Il problema principale dell’agricoltura e dell’allevamento è che non esistono regole valide per ogni tipologia di territorio e di produzione, per via degli infiniti fattori che influenzano questi settori. Ogni ambiente ha un diverso ecosistema, il cui equilibrio ha esigenze particolari e la cui gestione ne richiede una conoscenza approfondita.
Prendiamo l’esempio dei tanto amati e instagrammabili avocadi.
“Ma io li compro bio!” Assumendo pure che le piantagioni bio di avocado siano gestite nella maniera teoricamente più biologica del mondo, è ormai risaputo che le distese di terra adibite a questo adorabile frutto grasso stanno devastando il Sud America, sottraendo terreno alle foreste, riducendo la biodiversità e contribuendo all’aridità dilagante, a causa della spaventosa quantità di acqua richiesta dagli avocado.
Senza arrivare a questi estremi, spesso produzioni tecnicamente ineccepibili finiscono con l’avere ricadute disastrose sull’ambiente. Quando si parla di sostenibilità alimentare, infatti, un elemento principale, spesso sottovalutato, è la conoscenza da parte del produttore e dei lavoratori del territorio. Sapere quali relazioni intercorrono tra animali e piante locali è un fattore fondamentale per poter intervenire in un’area senza spezzare i rapporti di interdipendenza che ne stanno alla base. Per questo motivo uno dei principali fattori da considerare nello scegliere un alimento è la grandezza dell’azienda di provenienza, perché in realtà piccole è più facile che si mantenga un contatto col territorio e quindi una conoscenza diretta.
In secondo luogo, anche la più pulita delle produzioni cade in fallo, spesso, quando si parla di packaging e trasporto. Passando per la corsia di un supermercato e afferrando una busta di banane biologiche, spesso ci imbattiamo in un prodotto tutt’altro che sostenibile. Nella loro bella busta di plastica, quelle banane hanno attraversato l’oceano direttamente dall’Ecuador, dove crescono rigogliose in sterminate piantagioni intensive.
Prive di pesticidi e additivi di qualsiasi tipo, certo, no OGM, certo, ma pur sempre invasive a livello ambientale. Il settore alimentare è un labirinto pieno di trappole, nel quale tenere conto di talmente tanti fattori da diventare spesso causa di ansia nel povero consumatore, fiero di aver speso quei due euro in più per una quinoa tricolore biologica e vegana.

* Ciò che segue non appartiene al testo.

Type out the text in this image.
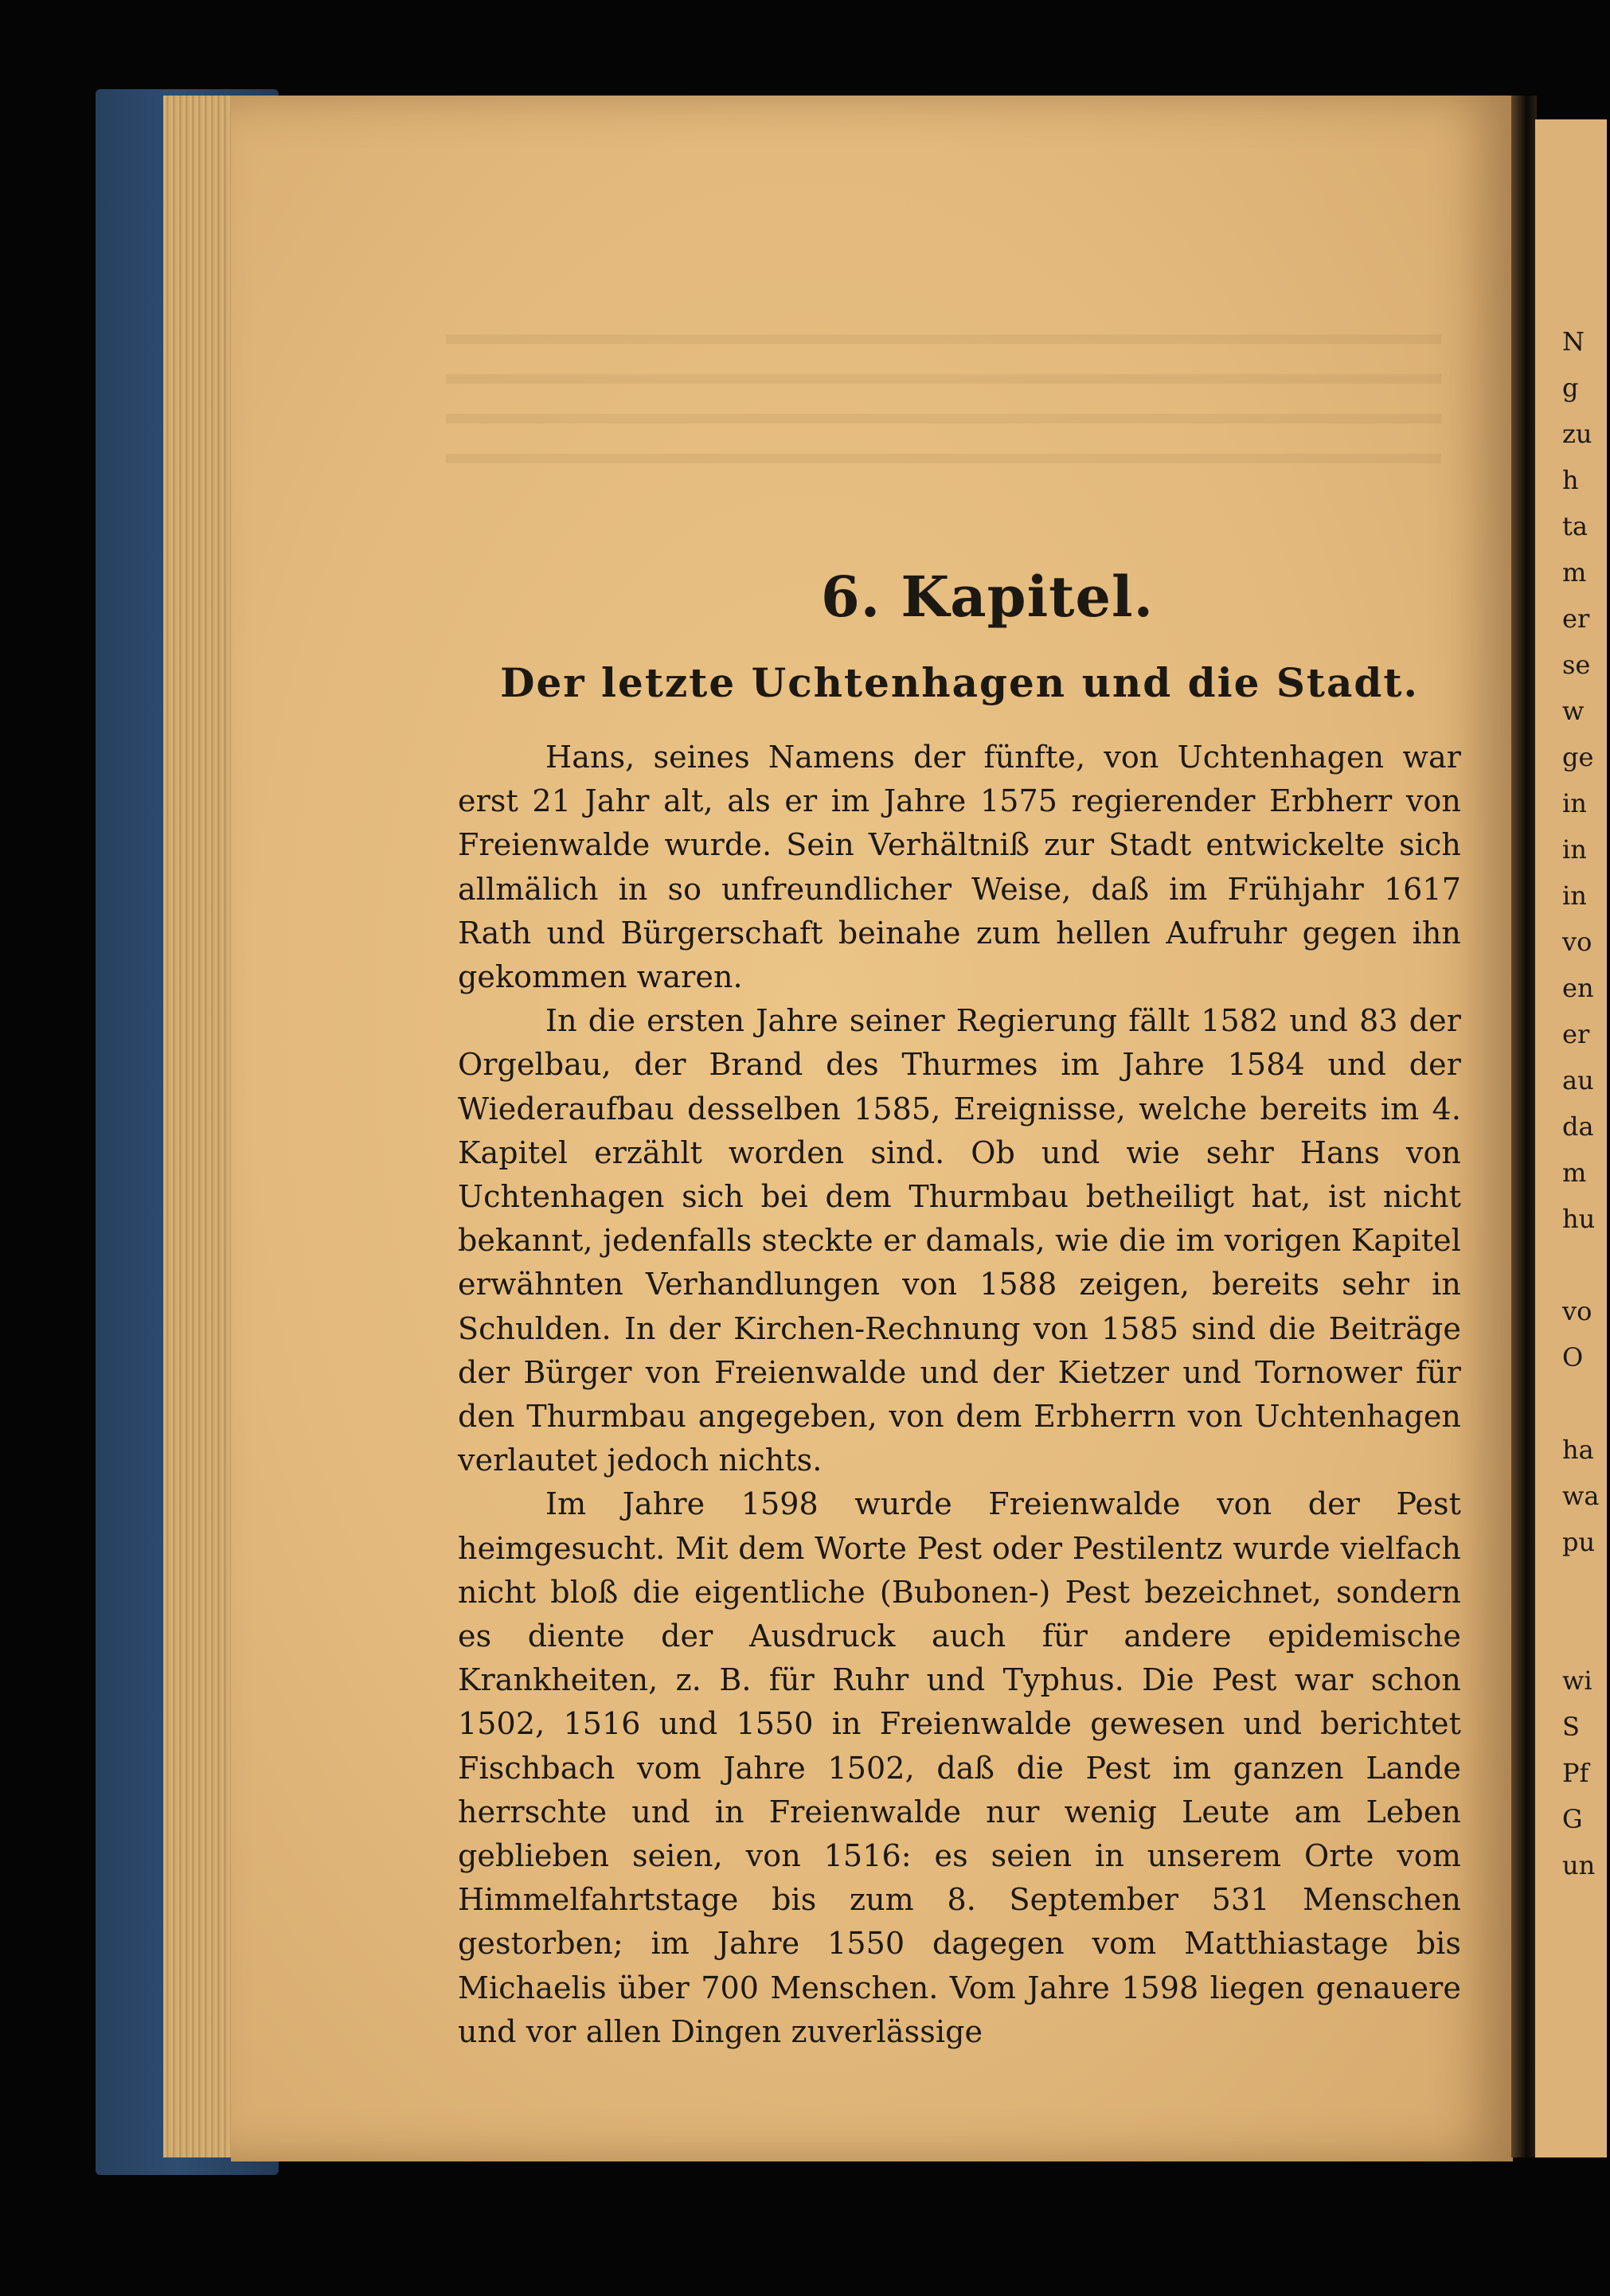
6. Kapitel.
Der letzte Uchtenhagen und die Stadt.

Hans, seines Namens der fünfte, von Uchtenhagen war erst 21 Jahr alt, als er im Jahre 1575 regierender Erbherr von Freienwalde wurde. Sein Verhältniß zur Stadt entwickelte sich allmälich in so unfreundlicher Weise, daß im Frühjahr 1617 Rath und Bürgerschaft beinahe zum hellen Aufruhr gegen ihn gekommen waren.

In die ersten Jahre seiner Regierung fällt 1582 und 83 der Orgelbau, der Brand des Thurmes im Jahre 1584 und der Wiederaufbau desselben 1585, Ereignisse, welche bereits im 4. Kapitel erzählt worden sind. Ob und wie sehr Hans von Uchtenhagen sich bei dem Thurmbau betheiligt hat, ist nicht bekannt, jedenfalls steckte er damals, wie die im vorigen Kapitel erwähnten Verhandlungen von 1588 zeigen, bereits sehr in Schulden. In der Kirchen-Rechnung von 1585 sind die Beiträge der Bürger von Freienwalde und der Kietzer und Tornower für den Thurmbau angegeben, von dem Erbherrn von Uchtenhagen verlautet jedoch nichts.

Im Jahre 1598 wurde Freienwalde von der Pest heimgesucht. Mit dem Worte Pest oder Pestilentz wurde vielfach nicht bloß die eigentliche (Bubonen-) Pest bezeichnet, sondern es diente der Ausdruck auch für andere epidemische Krankheiten, z. B. für Ruhr und Typhus. Die Pest war schon 1502, 1516 und 1550 in Freienwalde gewesen und berichtet Fischbach vom Jahre 1502, daß die Pest im ganzen Lande herrschte und in Freienwalde nur wenig Leute am Leben geblieben seien, von 1516: es seien in unserem Orte vom Himmelfahrtstage bis zum 8. September 531 Menschen gestorben; im Jahre 1550 dagegen vom Matthiastage bis Michaelis über 700 Menschen. Vom Jahre 1598 liegen genauere und vor allen Dingen zuverlässige

N
g
zu
h
ta
m
er
se
w
ge
in
in
in
vo
en
er
au
da
m
hu

vo
O

ha
wa
pu

wi
S
Pf
G
un
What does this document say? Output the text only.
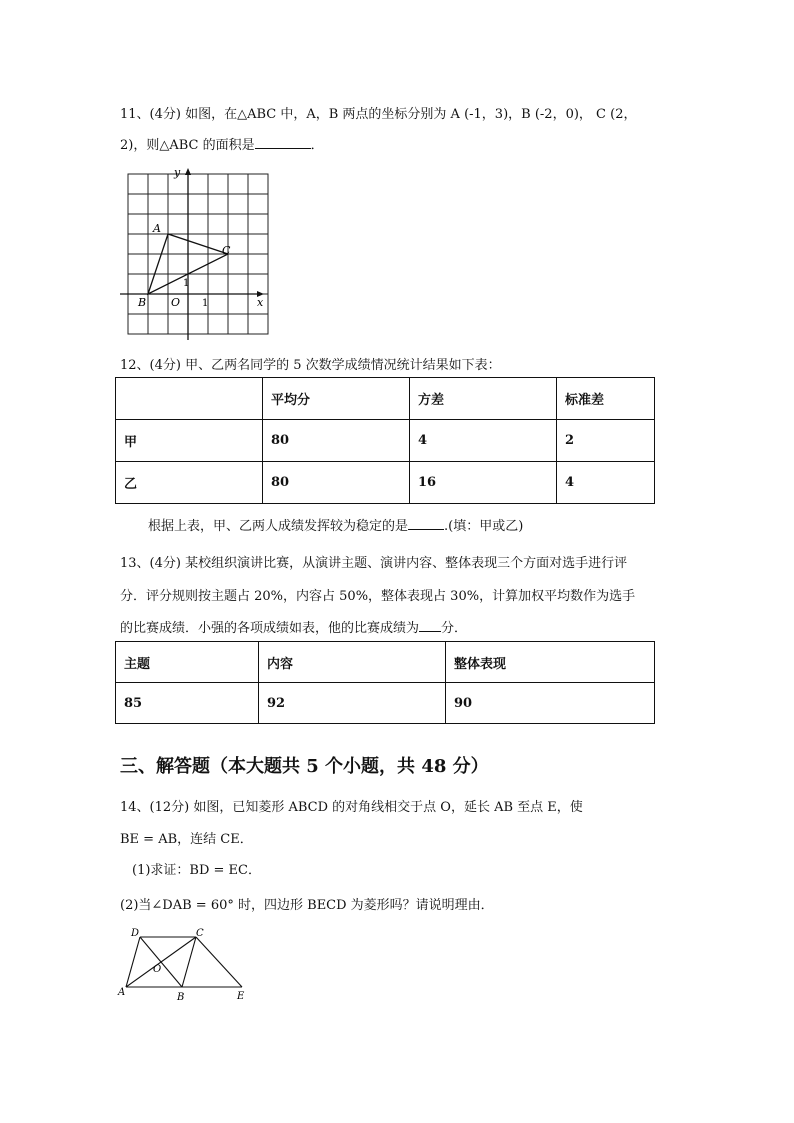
11、(4分) 如图，在△ABC 中，A，B 两点的坐标分别为 A (-1，3)，B (-2，0)， C (2，
2)，则△ABC 的面积是	．
y
x
A
B
C
O 1
1
12、(4分) 甲、乙两名同学的 5 次数学成绩情况统计结果如下表：
	平均分	方差	标准差
甲	80	4	2
乙	80	16	4
根据上表，甲、乙两人成绩发挥较为稳定的是	.(填：甲或乙)
13、(4分) 某校组织演讲比赛，从演讲主题、演讲内容、整体表现三个方面对选手进行评
分．评分规则按主题占 20%，内容占 50%，整体表现占 30%，计算加权平均数作为选手
的比赛成绩．小强的各项成绩如表，他的比赛成绩为 分．
主题	内容	整体表现
85	92	90
三、解答题（本大题共 5 个小题，共 48 分）
14、(12分) 如图，已知菱形 ABCD 的对角线相交于点 O，延长 AB 至点 E，使
BE = AB，连结 CE．
(1)求证：BD = EC．
(2)当∠DAB = 60° 时，四边形 BECD 为菱形吗？请说明理由．
A	B
C
D
E
O
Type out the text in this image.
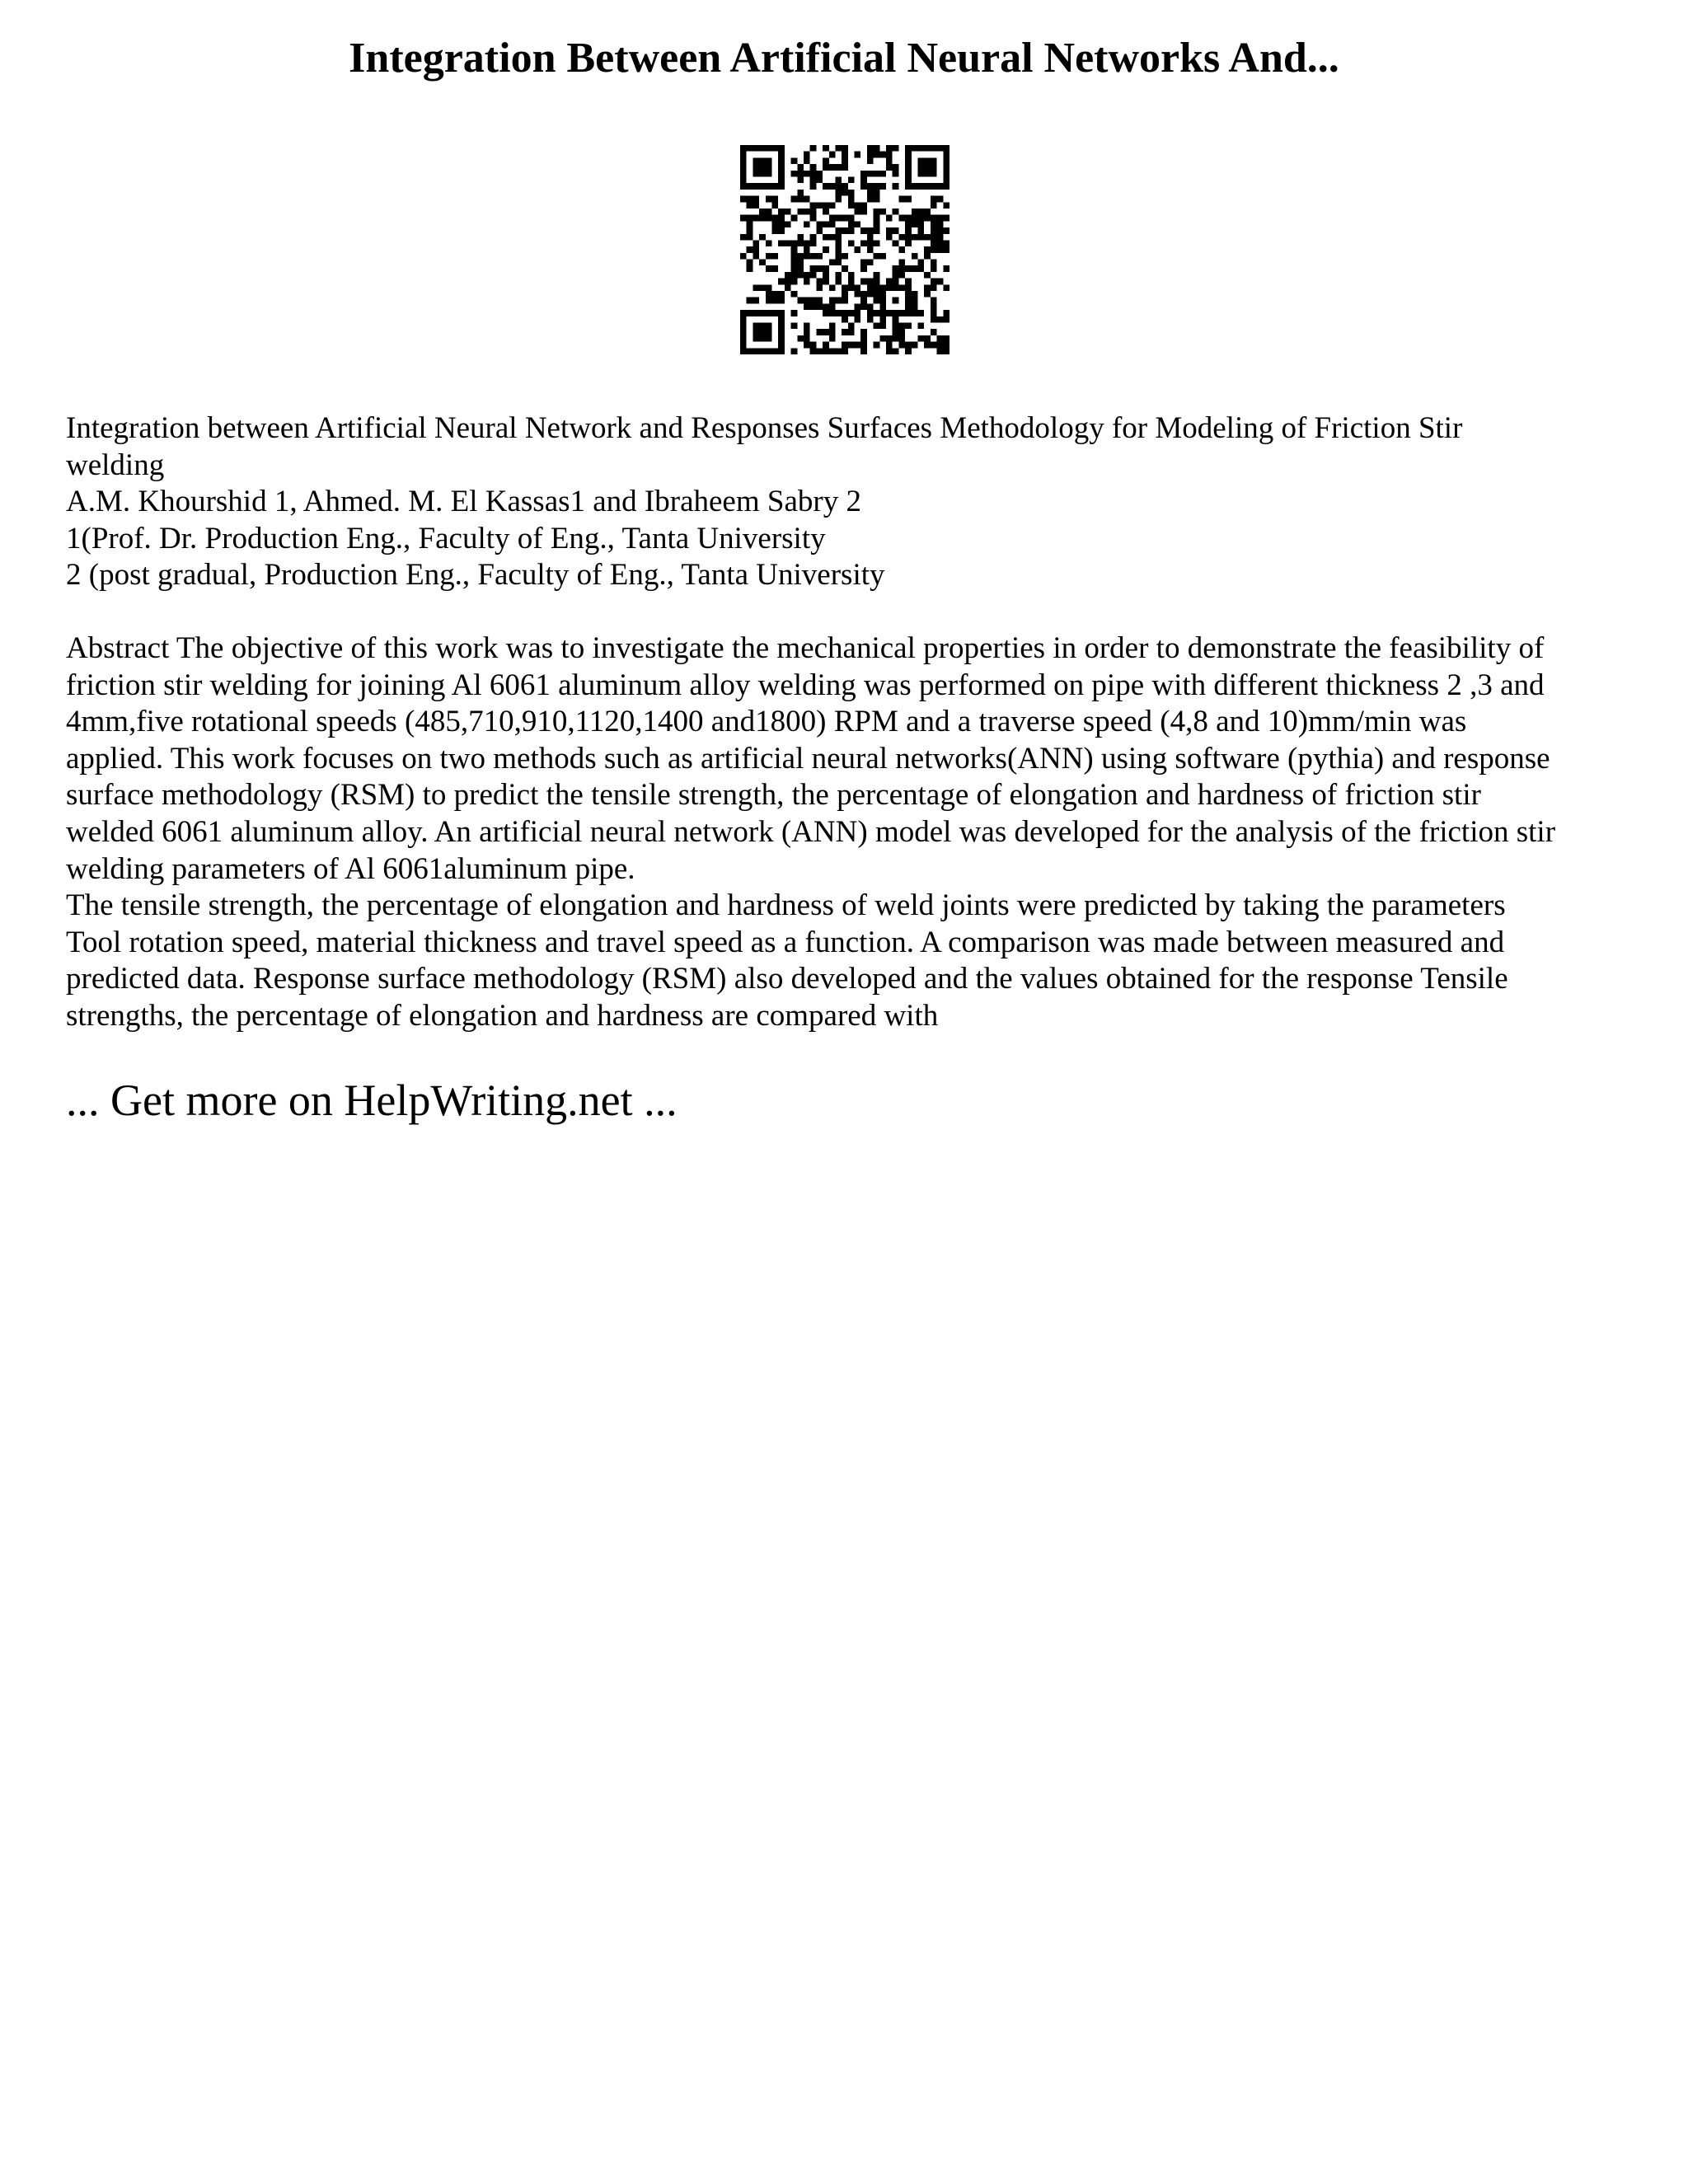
Integration Between Artificial Neural Networks And...
Integration between Artificial Neural Network and Responses Surfaces Methodology for Modeling of Friction Stir
welding
A.M. Khourshid 1, Ahmed. M. El Kassas1 and Ibraheem Sabry 2
1(Prof. Dr. Production Eng., Faculty of Eng., Tanta University
2 (post gradual, Production Eng., Faculty of Eng., Tanta University
Abstract The objective of this work was to investigate the mechanical properties in order to demonstrate the feasibility of
friction stir welding for joining Al 6061 aluminum alloy welding was performed on pipe with different thickness 2 ,3 and
4mm,five rotational speeds (485,710,910,1120,1400 and1800) RPM and a traverse speed (4,8 and 10)mm/min was
applied. This work focuses on two methods such as artificial neural networks(ANN) using software (pythia) and response
surface methodology (RSM) to predict the tensile strength, the percentage of elongation and hardness of friction stir
welded 6061 aluminum alloy. An artificial neural network (ANN) model was developed for the analysis of the friction stir
welding parameters of Al 6061aluminum pipe.
The tensile strength, the percentage of elongation and hardness of weld joints were predicted by taking the parameters
Tool rotation speed, material thickness and travel speed as a function. A comparison was made between measured and
predicted data. Response surface methodology (RSM) also developed and the values obtained for the response Tensile
strengths, the percentage of elongation and hardness are compared with
... Get more on HelpWriting.net ...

Che il biologico possa contribuire a ridurre l’impatto ambientale è indubbio, ma perché esso abbia davvero senso e non sia soltanto un’etichetta attira hipster sarebbero necessari molti più controlli e molta più informazione. Da una parte, un’azienda che voglia diventare biologica dovrebbe essere guidata e monitorata per assicurarsi che, oltre all’applicazione delle regole generali, essa si attenga alle esigenze del territorio, d’altro lato il consumatore avrebbe diritto a una descrizione più dettagliata circa la provenienza di ciò che sceglie.
Certo è che, per il momento, l’assunzione di responsabilità da parte dell’acquirente di informarsi e tenere il passo con le infinite variabili del settore alimentare restano l’unica arma efficace per scegliere con cognizione di causa e non cadere in trappole quali gli occhi dolci dell’ avocado.